Motherhood is equal parts refinement and detriment to my purpose. Because motherhood is an unquenchable fire. From MJ’s first breath and beyond my last, I work in service of him and the purpose that is a seed within him.
The fire refines: it burns away self-deception; it forces clarity; it teaches endurance. But the fire also scorches: it leaves ashes where dreams once lived; it exhaust; it threatens to consume the very person who feeds it. Both are true at once.
If I can pass through the fire and still water the seed and his seeds, I know without a doubt that I am capable of accessing my own unique purpose.

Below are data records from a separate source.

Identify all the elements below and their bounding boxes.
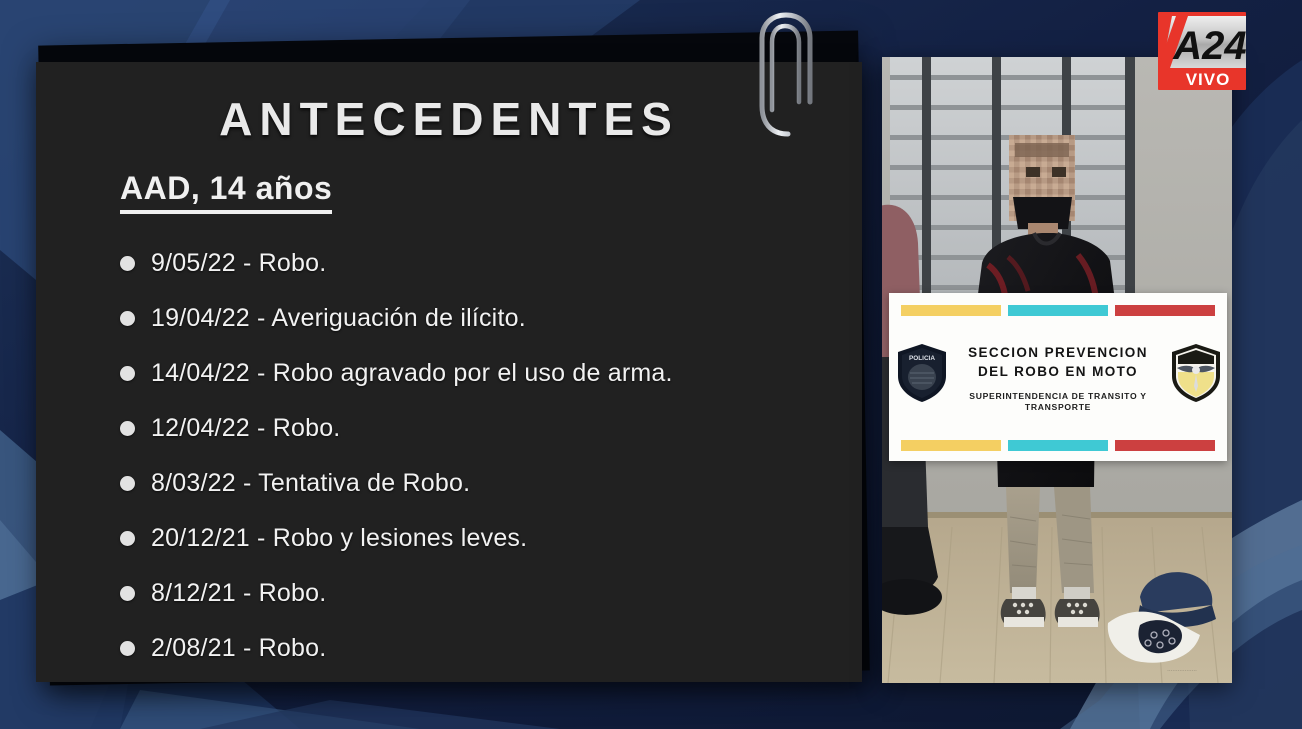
list-item: 20/12/21 - Robo y lesiones leves. [120, 511, 862, 566]
police-unit-banner: POLICIA SECCION PREVENCION DEL ROBO EN M… [889, 293, 1227, 461]
subject-subtitle: AAD, 14 años [120, 170, 332, 214]
bar-red [1115, 305, 1215, 316]
bullet-icon [120, 586, 135, 601]
banner-text-block: SECCION PREVENCION DEL ROBO EN MOTO SUPE… [947, 343, 1169, 413]
a24-logo-graphic: A24 VIVO [1158, 12, 1246, 90]
bullet-icon [120, 256, 135, 271]
bar-yellow [901, 305, 1001, 316]
record-text: 19/04/22 - Averiguación de ilícito. [151, 304, 526, 333]
vivo-label: VIVO [1186, 70, 1231, 89]
bar-yellow [901, 440, 1001, 451]
svg-text:.................: ................. [1167, 665, 1197, 673]
bullet-icon [120, 366, 135, 381]
list-item: 19/04/22 - Averiguación de ilícito. [120, 291, 862, 346]
banner-content: POLICIA SECCION PREVENCION DEL ROBO EN M… [889, 316, 1227, 440]
policia-shield-icon: POLICIA [895, 342, 949, 404]
a24-wordmark: A24 [1172, 24, 1246, 68]
record-text: 8/03/22 - Tentativa de Robo. [151, 469, 470, 498]
record-text: 2/08/21 - Robo. [151, 634, 326, 663]
list-item: 12/04/22 - Robo. [120, 401, 862, 456]
record-list: 9/05/22 - Robo. 19/04/22 - Averiguación … [120, 236, 862, 676]
list-item: 8/03/22 - Tentativa de Robo. [120, 456, 862, 511]
record-text: 9/05/22 - Robo. [151, 249, 326, 278]
list-item: 2/08/21 - Robo. [120, 621, 862, 676]
bar-red [1115, 440, 1215, 451]
banner-subline-2: TRANSPORTE [947, 402, 1169, 413]
paperclip-icon [748, 6, 828, 146]
banner-top-bars [889, 305, 1227, 316]
record-text: 8/12/21 - Robo. [151, 579, 326, 608]
list-item: 14/04/22 - Robo agravado por el uso de a… [120, 346, 862, 401]
bullet-icon [120, 531, 135, 546]
bullet-icon [120, 476, 135, 491]
policia-badge-text: POLICIA [909, 355, 935, 362]
bar-cyan [1008, 305, 1108, 316]
banner-line-1: SECCION PREVENCION [947, 343, 1169, 363]
record-text: 20/12/21 - Robo y lesiones leves. [151, 524, 527, 553]
page-title: ANTECEDENTES [36, 92, 862, 146]
bullet-icon [120, 641, 135, 656]
list-item: 9/05/22 - Robo. [120, 236, 862, 291]
list-item: 8/12/21 - Robo. [120, 566, 862, 621]
banner-subline-1: SUPERINTENDENCIA DE TRANSITO Y [947, 391, 1169, 402]
channel-logo: A24 VIVO [1158, 12, 1246, 90]
antecedentes-card: ANTECEDENTES AAD, 14 años 9/05/22 - Robo… [36, 62, 862, 682]
bullet-icon [120, 421, 135, 436]
banner-line-2: DEL ROBO EN MOTO [947, 362, 1169, 382]
transito-shield-icon [1169, 342, 1223, 404]
banner-bottom-bars [889, 440, 1227, 451]
record-text: 14/04/22 - Robo agravado por el uso de a… [151, 359, 673, 388]
record-text: 12/04/22 - Robo. [151, 414, 340, 443]
bullet-icon [120, 311, 135, 326]
bar-cyan [1008, 440, 1108, 451]
detainee-photo-panel: Fly Emirates [882, 57, 1232, 683]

No, I wasn’t born to be a mother. I choose it. Every day. Multiple times a day.
And I water myself in the process. Motherhood is connected to a renewable well, and I water the seeds within all of us. But make no mistake, being a nurturer isn’t my purpose any more than being a woman, Black, American, etcetera.
It is one facet of my identity and womanhood. Not a requirement. Not a destination.
Tuesday, October 7, 2025
The Giver's Rule
Treating others how I wanted to be treated has broken my heart more times than I can count.

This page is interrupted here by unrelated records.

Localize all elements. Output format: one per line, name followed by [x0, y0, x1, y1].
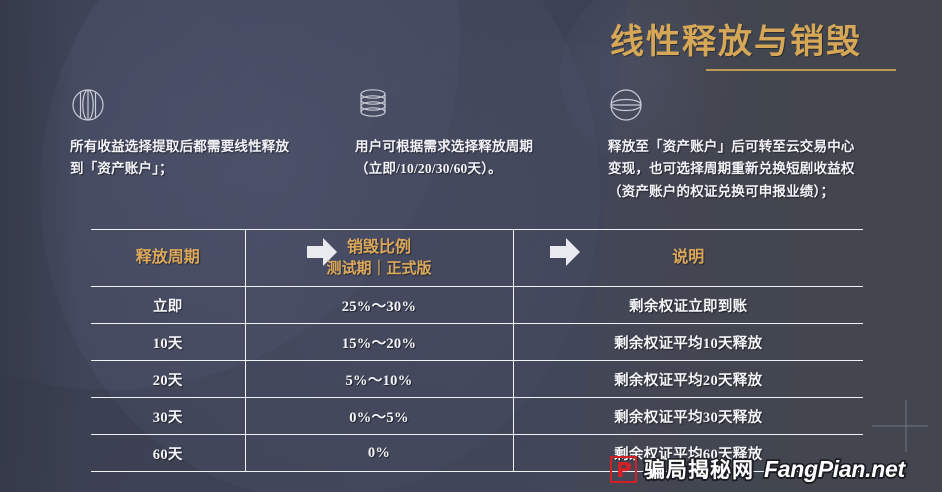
- cell-ratio: 5%～10%: [245, 361, 513, 398]
- cell-period: 20天: [91, 361, 245, 398]
- watermark-cn-text: 骗局揭秘网: [644, 454, 754, 484]
- cell-period: 立即: [91, 287, 245, 324]
- step-item-1: 所有收益选择提取后都需要线性释放到「资产账户」；: [70, 86, 300, 181]
- globe-vertical-meridians-icon: [70, 86, 300, 124]
- cell-ratio: 15%～20%: [245, 324, 513, 361]
- cell-note: 剩余权证平均10天释放: [513, 324, 863, 361]
- background-left-sheen: [0, 0, 80, 492]
- table-header-period-label: 释放周期: [136, 249, 200, 266]
- table-header-note: 说明: [513, 230, 863, 287]
- table-header-burn-ratio-sublabel: 测试期｜正式版: [246, 259, 513, 281]
- cell-ratio: 0%～5%: [245, 398, 513, 435]
- slide-canvas: 线性释放与销毁 所有收益选择提取后都需要线性释放到「资产账户」；: [0, 0, 942, 492]
- release-schedule-table: 释放周期 销毁比例 测试期｜正式版 说明 立即 25%～30% 剩余权证立即到账: [91, 229, 863, 465]
- fangpian-p-logo-icon: [610, 456, 637, 483]
- stacked-coins-icon: [355, 86, 540, 124]
- registration-crosshair-icon: [872, 400, 928, 452]
- step-text-3: 释放至「资产账户」后可转至云交易中心变现，也可选择周期重新兑换短剧收益权（资产账…: [608, 136, 866, 203]
- title-underline-rule: [706, 69, 896, 71]
- step-item-2: 用户可根据需求选择释放周期（立即/10/20/30/60天）。: [355, 86, 540, 181]
- step-item-3: 释放至「资产账户」后可转至云交易中心变现，也可选择周期重新兑换短剧收益权（资产账…: [608, 86, 866, 203]
- table-header-burn-ratio: 销毁比例 测试期｜正式版: [245, 230, 513, 287]
- table-header-period: 释放周期: [91, 230, 245, 287]
- step-text-2: 用户可根据需求选择释放周期（立即/10/20/30/60天）。: [355, 136, 540, 181]
- steps-row: 所有收益选择提取后都需要线性释放到「资产账户」； 用户可根据需求选择释放周期（立…: [0, 86, 942, 226]
- cell-note: 剩余权证平均30天释放: [513, 398, 863, 435]
- step-text-1: 所有收益选择提取后都需要线性释放到「资产账户」；: [70, 136, 300, 181]
- table-header-row: 释放周期 销毁比例 测试期｜正式版 说明: [91, 230, 863, 287]
- cell-note: 剩余权证平均20天释放: [513, 361, 863, 398]
- cell-ratio: 0%: [245, 435, 513, 472]
- watermark-en-text: FangPian.net: [764, 456, 905, 483]
- cell-note: 剩余权证立即到账: [513, 287, 863, 324]
- table-row: 30天 0%～5% 剩余权证平均30天释放: [91, 398, 863, 435]
- table-row: 立即 25%～30% 剩余权证立即到账: [91, 287, 863, 324]
- table-header-burn-ratio-label: 销毁比例: [347, 239, 411, 256]
- cell-period: 10天: [91, 324, 245, 361]
- cell-ratio: 25%～30%: [245, 287, 513, 324]
- table-row: 20天 5%～10% 剩余权证平均20天释放: [91, 361, 863, 398]
- sphere-horizontal-lines-icon: [608, 86, 866, 124]
- cell-period: 60天: [91, 435, 245, 472]
- watermark: 骗局揭秘网 FangPian.net: [610, 454, 905, 484]
- table-row: 10天 15%～20% 剩余权证平均10天释放: [91, 324, 863, 361]
- cell-period: 30天: [91, 398, 245, 435]
- title-block: 线性释放与销毁: [610, 24, 920, 71]
- page-title: 线性释放与销毁: [610, 24, 920, 61]
- table-header-note-label: 说明: [672, 249, 704, 266]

I remembered birthdays, comforted, affirmed, listened. I literally loved people back to life. I let my home be a place the men I chose could come for peace of mind and a piece of pleasure.
My dad was right: “You take men to the moon. For nothing.”
Only, what I wanted was never transactional. I was never after a pocket. I wanted a heart.
So I treated you how I wanted you to treat me. I gave to you how I wanted you to give to me. I made your pleasure my pleasure in hopes that some of that would come back my way. And you never had to think twice. I was clear. I told you what you needed to know to understand me.
In the quiet—when it was just you and me—was I not free of guards and bravado? You accessed my walls. You got your favorite high. I know I am a divine dopamine hit. And yet, you did not reciprocate.
And here’s the thing: it wasn’t your fault that I didn’t require you to show up for me equal to or greater than. That was on me.
But I can see it now. Your presence on my block lets me know your cup is empty. And here you are again, wanting my love, attention, and empathy. Because I don’t just make you hard, I give you softness. I massage you out of your head and into your body. I affirm the truths God speaks about you.
My guard is up not because I’m a bitch, but because I am a giver by nature. And I am tired of fucking and giving to takers.
So this time, I have nothing but well-wishes and boundaries. A few quips and side-eyes. Self-respect and so much damn pride.
If you want to come, come differently. But I am not your comfort. Not your safe space. Not the woman alchemizing your energy for your benefit.
I want to come, so I am coming differently. I am treating me how I want to be treated.